Previous studies reported a high prevalence of minor resistance mutations in naïve patients infected with HIV-1 non-B subtype that could facilitate the emergence of major mutations [16, 23, 24]. However, the clinical relevance of minor mutations is unclear. Our results indicated that patients infected with HIV-1 non-B subtypes showed a high frequency of minor PR mutations (polymorphisms) as M36I, L63P, and K20R/I, in contrast to the low proportion of major resistance mutations. In fact, only one patient, subtype CRF02_AG, had L90M mutation probably as a result of receiving antiretroviral therapy during two years (1/28, 3.5%). No difference between the number of patients with major or minor RT mutations (3/28, 10.7% in both cases) was found. Nevertheless, the proportion of patients with major RT mutations was higher compared to patients with major PR mutations.

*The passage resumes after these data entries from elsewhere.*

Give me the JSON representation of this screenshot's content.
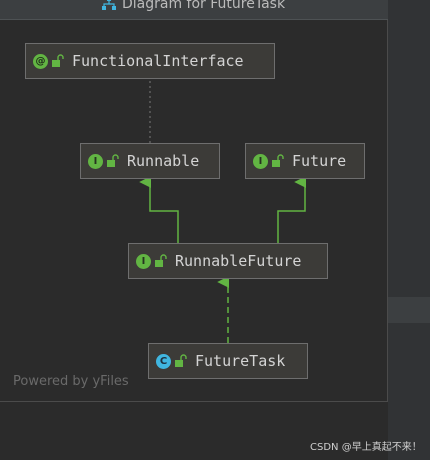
{
  "window": {
    "title": "Diagram for FutureTask",
    "title_icon": "hierarchy-diagram-icon"
  },
  "nodes": {
    "functional_interface": {
      "label": "FunctionalInterface",
      "badge": "@",
      "kind": "annotation"
    },
    "runnable": {
      "label": "Runnable",
      "badge": "I",
      "kind": "interface"
    },
    "future": {
      "label": "Future",
      "badge": "I",
      "kind": "interface"
    },
    "runnable_future": {
      "label": "RunnableFuture",
      "badge": "I",
      "kind": "interface"
    },
    "future_task": {
      "label": "FutureTask",
      "badge": "C",
      "kind": "class"
    }
  },
  "edges": [
    {
      "from": "runnable",
      "to": "functional_interface",
      "style": "dotted"
    },
    {
      "from": "runnable_future",
      "to": "runnable",
      "style": "solid-extends"
    },
    {
      "from": "runnable_future",
      "to": "future",
      "style": "solid-extends"
    },
    {
      "from": "future_task",
      "to": "runnable_future",
      "style": "dashed-implements"
    }
  ],
  "footer": {
    "powered_by": "Powered by yFiles"
  },
  "watermark": "CSDN @早上真起不来！",
  "colors": {
    "interface_badge": "#62b543",
    "class_badge": "#40b6e0",
    "edge": "#62b543",
    "node_fill": "#3c3b38",
    "node_border": "#6e6e6e"
  }
}
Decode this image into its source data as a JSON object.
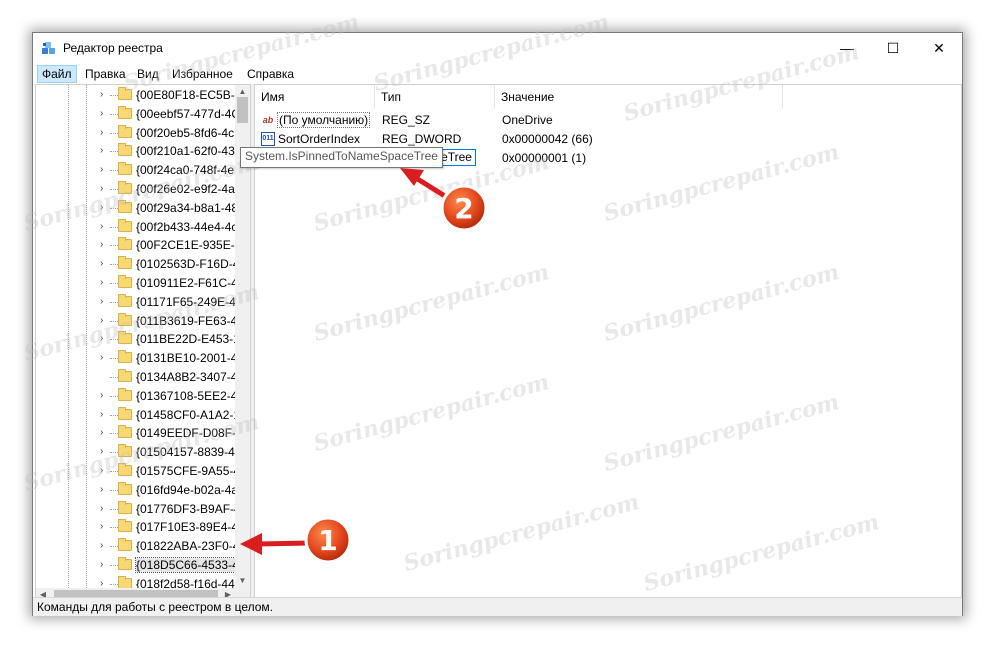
{
  "window": {
    "title": "Редактор реестра"
  },
  "menu": [
    "Файл",
    "Правка",
    "Вид",
    "Избранное",
    "Справка"
  ],
  "tree": {
    "items": [
      "{00E80F18-EC5B-4",
      "{00eebf57-477d-4C",
      "{00f20eb5-8fd6-4c",
      "{00f210a1-62f0-43",
      "{00f24ca0-748f-4e",
      "{00f26e02-e9f2-4a",
      "{00f29a34-b8a1-48",
      "{00f2b433-44e4-4c",
      "{00F2CE1E-935E-4",
      "{0102563D-F16D-4",
      "{010911E2-F61C-4",
      "{01171F65-249E-4E",
      "{011B3619-FE63-48",
      "{011BE22D-E453-1",
      "{0131BE10-2001-4C",
      "{0134A8B2-3407-4",
      "{01367108-5EE2-4E",
      "{01458CF0-A1A2-1",
      "{0149EEDF-D08F-4",
      "{01504157-8839-4E",
      "{01575CFE-9A55-4",
      "{016fd94e-b02a-4a",
      "{01776DF3-B9AF-4",
      "{017F10E3-89E4-49",
      "{01822ABA-23F0-4",
      "{018D5C66-4533-4",
      "{018f2d58-f16d-44"
    ],
    "selected_index": 25
  },
  "list": {
    "columns": [
      "Имя",
      "Тип",
      "Значение"
    ],
    "rows": [
      {
        "name": "(По умолчанию)",
        "type": "REG_SZ",
        "value": "OneDrive",
        "icon": "ab"
      },
      {
        "name": "SortOrderIndex",
        "type": "REG_DWORD",
        "value": "0x00000042 (66)",
        "icon": "011"
      },
      {
        "name": "",
        "type": "",
        "value": "0x00000001 (1)",
        "icon": "011"
      }
    ],
    "edit_value": "System.IsPinnedToNameSpaceTree"
  },
  "tooltip": "System.IsPinnedToNameSpaceTree",
  "status": "Команды для работы с реестром в целом.",
  "watermark": "Soringpcrepair.com",
  "annotations": {
    "badge1": "1",
    "badge2": "2",
    "arrow_color": "#d81e1e"
  }
}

It is of note that one treatment naïve patient, with G subtype, showed major RT mutations associated with resistance to NRTI (K70R) and NNRTI (A98G). This patient might have acquired these resistance mutations at the moment of infection. One limitation of our study was the impossibility to test plasma samples of antiretroviral-experienced patients before the initiation of antiretroviral therapy to determine primary resistance mutations.
An increasing effort has been done to characterize the difference in antiretroviral therapy responses within HIV-1 non-B subtypes. Although clinical evidence remains limited, response to antiretroviral therapy does not appear to differ significantly among subtypes . In our study, 29 patients showed HIV-1 non-B subtype in PR and/or RT. Eleven of them were under antiretroviral therapy and had good virological and immunological responses. Nevertheless, larger cohorts are necessary to confirm our results. On the other hand, 14 immigrants infected by HIV-1 non-B subtype were naïve for antiretroviral therapy. Most of them with viral load around 4 log HIV-1 copies/ml, and two patients had undetectable viral load for a long period of time (one of them at least for one year). As previous studies have described the failure of laboratory techniques to detect HIV-1 non-B subtypes [25–27], however it would be interesting to establish whether the failure of the diagnosis may be due to a phenotype characteristic of viral load controller in this population.